Firstly, they had a vague notion of Malacca's position as a
great entrepot of South-east Asia and the gateway to the Spice
Islands. It was the desire to take part in this lucrative spice
trade that had brought the Portuguese into Asian waters, and the
seizure of Malacca seemed to promise them control this trade.
Then there was the religious factor:
Portuguese expansion into Asia was partly stimulated by their
crusading zeal which led to the pursuit of an aggressive policy
against all Muslims. - having just freed themselves of Moorish
domination at home.

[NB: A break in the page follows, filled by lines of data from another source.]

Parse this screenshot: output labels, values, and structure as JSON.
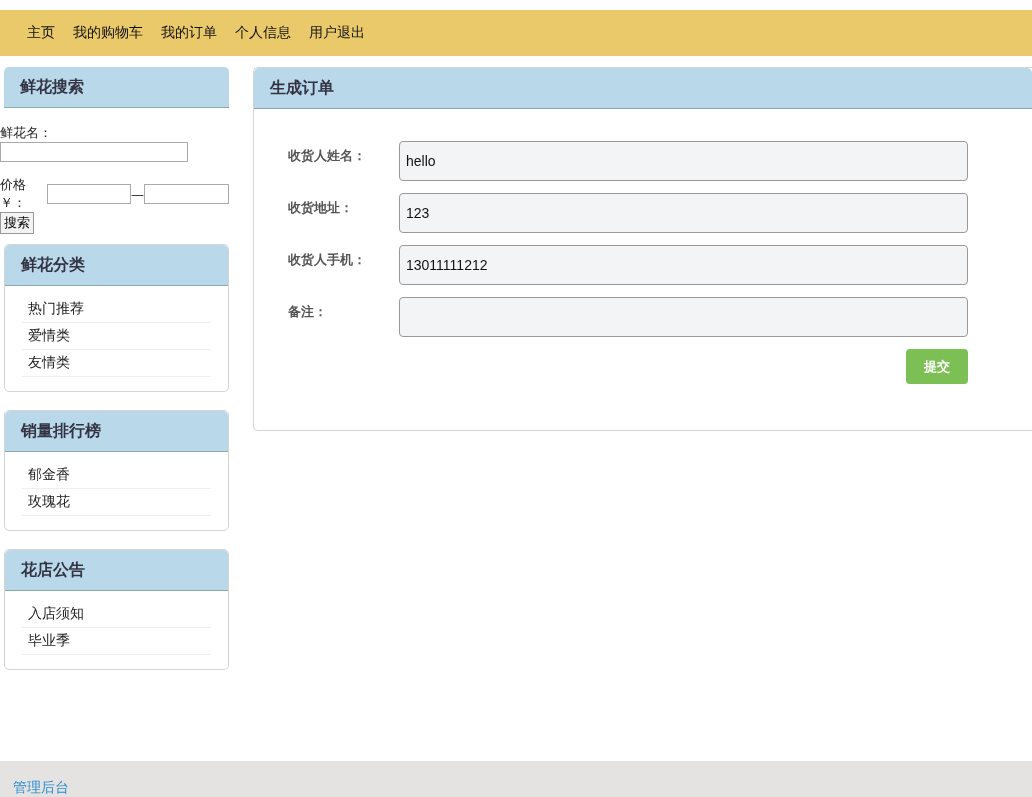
{
  "nav": {
    "items": [
      "主页",
      "我的购物车",
      "我的订单",
      "个人信息",
      "用户退出"
    ]
  },
  "search_panel": {
    "title": "鲜花搜索",
    "name_label": "鲜花名：",
    "price_label": "价格￥：",
    "price_separator": "—",
    "button": "搜索"
  },
  "side_panels": [
    {
      "title": "鲜花分类",
      "items": [
        "热门推荐",
        "爱情类",
        "友情类"
      ]
    },
    {
      "title": "销量排行榜",
      "items": [
        "郁金香",
        "玫瑰花"
      ]
    },
    {
      "title": "花店公告",
      "items": [
        "入店须知",
        "毕业季"
      ]
    }
  ],
  "order_panel": {
    "title": "生成订单",
    "fields": [
      {
        "label": "收货人姓名：",
        "value": "hello"
      },
      {
        "label": "收货地址：",
        "value": "123"
      },
      {
        "label": "收货人手机：",
        "value": "13011111212"
      },
      {
        "label": "备注："
      }
    ],
    "submit": "提交"
  },
  "footer": {
    "link": "管理后台"
  }
}
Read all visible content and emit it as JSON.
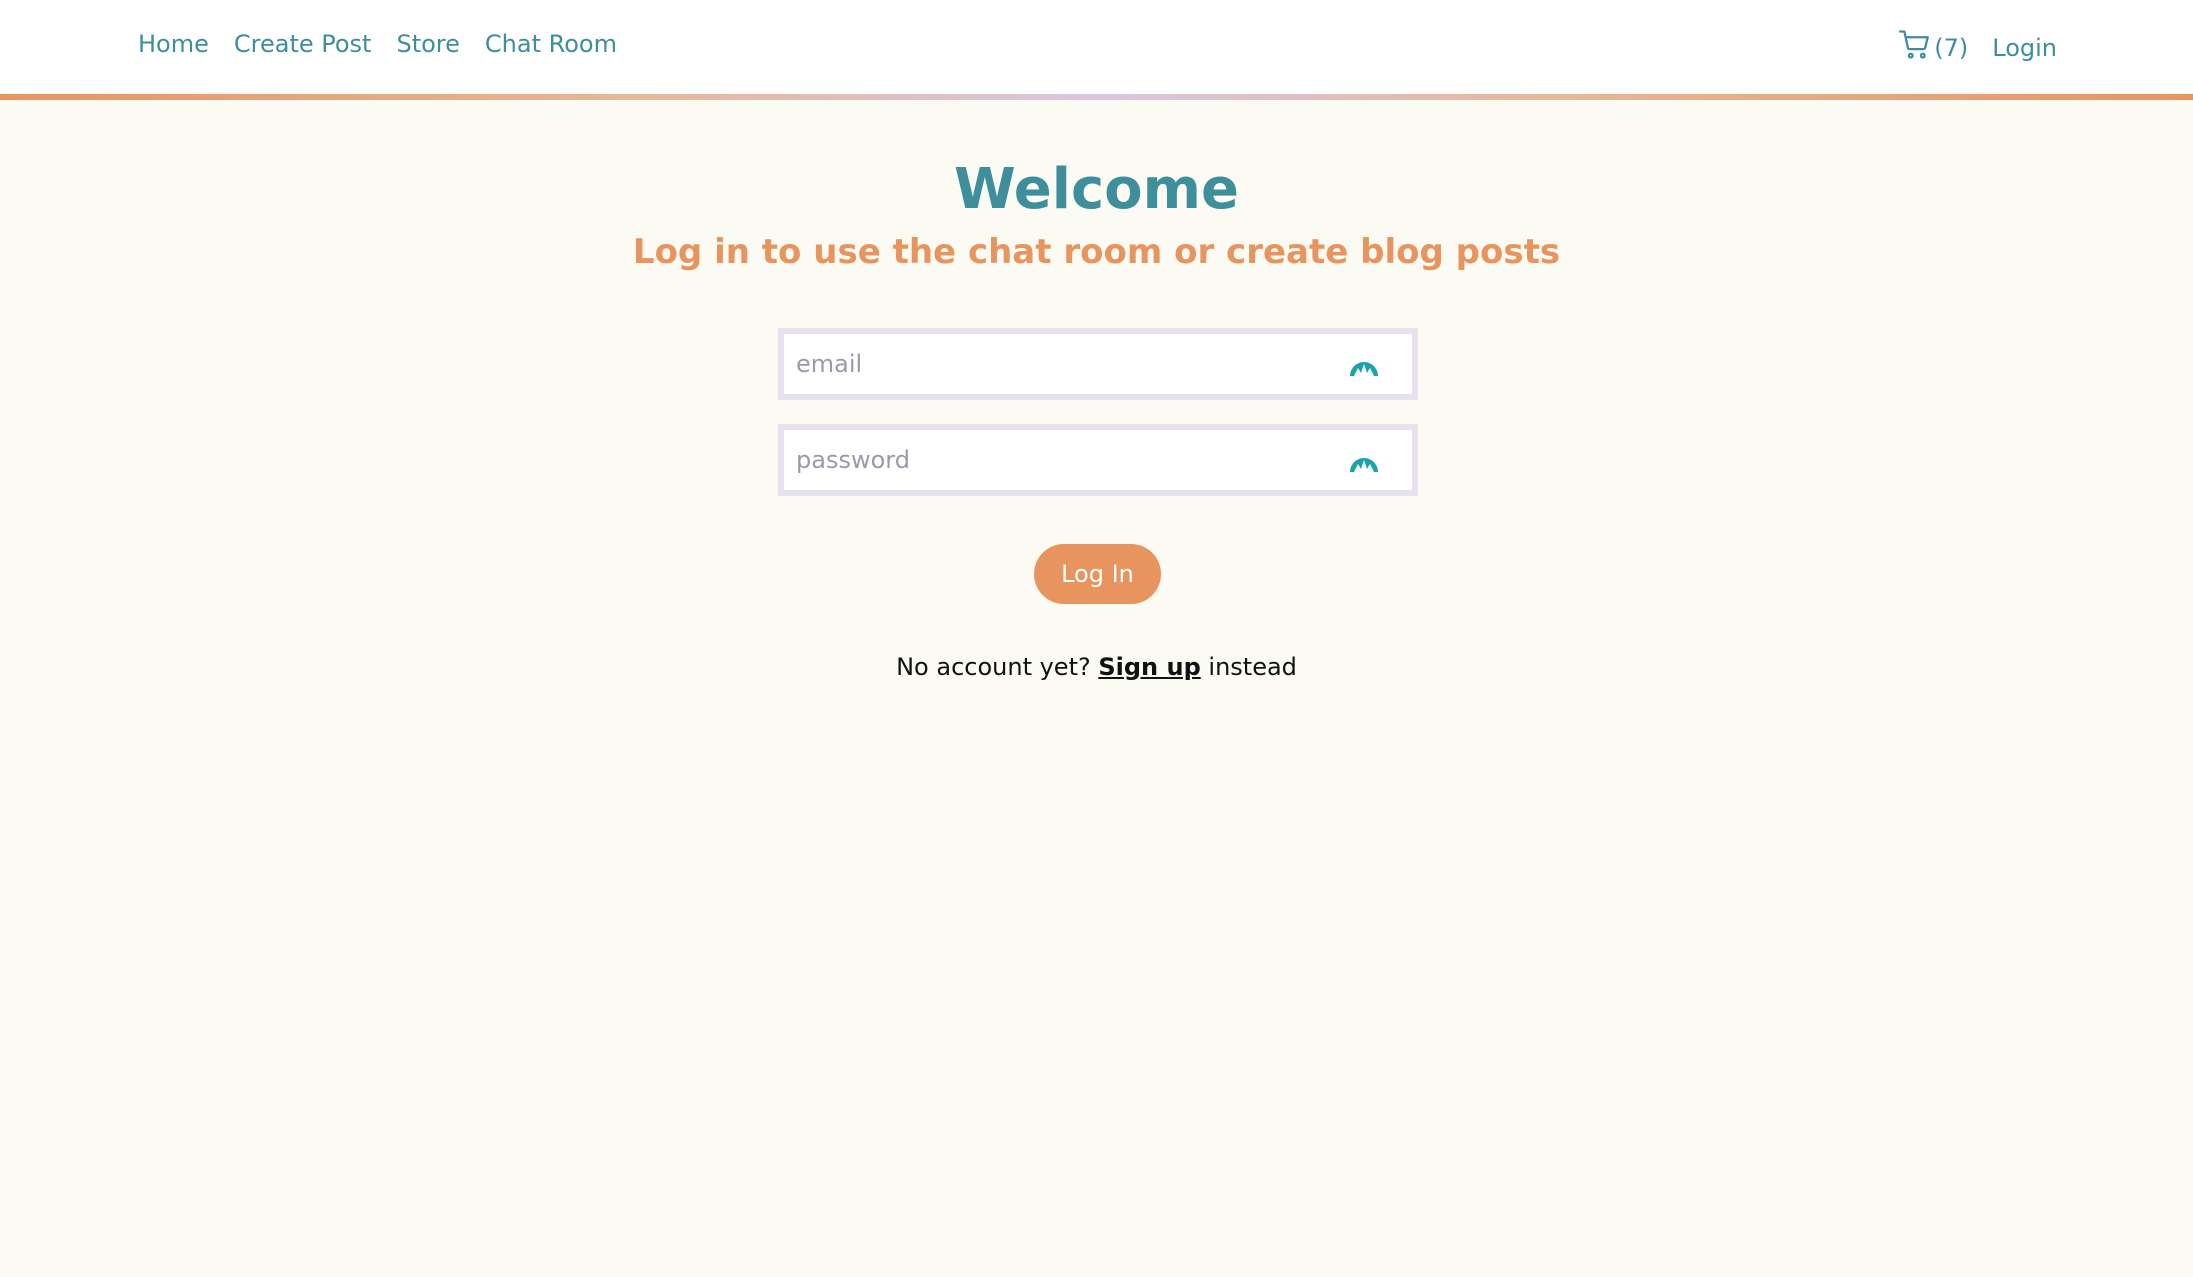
{
  "nav": {
    "links": [
      "Home",
      "Create Post",
      "Store",
      "Chat Room"
    ],
    "cart_count": "(7)",
    "login_label": "Login"
  },
  "main": {
    "title": "Welcome",
    "subtitle": "Log in to use the chat room or create blog posts"
  },
  "form": {
    "email_placeholder": "email",
    "password_placeholder": "password",
    "submit_label": "Log In"
  },
  "signup": {
    "prefix": "No account yet?",
    "link": "Sign up",
    "suffix": "instead"
  },
  "colors": {
    "accent_teal": "#3e8e9c",
    "accent_orange": "#e8945f",
    "background": "#fbfaf3",
    "field_border": "#e7e0ef",
    "password_manager_icon": "#1aa3a8"
  }
}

Malacca was a centre of Muslim power in the
region and the home of a growing Muslim community, and the
Portuguese believed its capture would be a great victory for
Christ.
Although well entrenched in Malacca, the
Portuguese showed little interest in expanding their territory
on the peninsula: as a matter of fact, their policy was to steer
clear of any involvement in Malay politics. The usual Portuguese
modus operandi was to send a fleet to bombard a port into
submission, set up a fortified base and use their fleet to
control the waters surrounding it. Territorial expansion
demanded large financial and manpower resources, neither of
which the Portuguese possessed in Melaka. The number of
Portuguese in Malacca at any one time never exceeded 600; the
average was much below this figure.
Much as they wished to be free from the
politics of the area, the, Portuguese nevertheless became
involved in long and bitter wars with the leading powers in the
Malay Archipelago. Opposition to the Portuguese came from Johore,
Acheh and the Javanese. Johore was particularly hostile as the
home base of the expelled ruler of Malacca, Sultan Mahmud, who
established himself in Bintang and launched a series of attacks
to recapture Malacca.
The Portuguese repulsed
these attacks eventually decided to take the offensive. The
Malay fort at Muar was captured and in 1526 Bintang was
destroyed. Mahmud was again forced to flee, this time to Sumatra
and it was left to his son, Alauddin, to try to recapture
Malacca. The Johore rulers continued preying on Portuguese
merchant vessels, and the Portuguese retaliated by sending
punitive expeditions. One such expedition sacked the Johore
capital, Johore Lama, in 1587. When the Dutch arrived on the
scene early in the seventeenth century, the Johore Sultans found
them a ready ally. It was this Johore-Dutch alliance that
eventually led to the expulsion of the Portuguese from Malacca -
and the rise of a new European power in the region.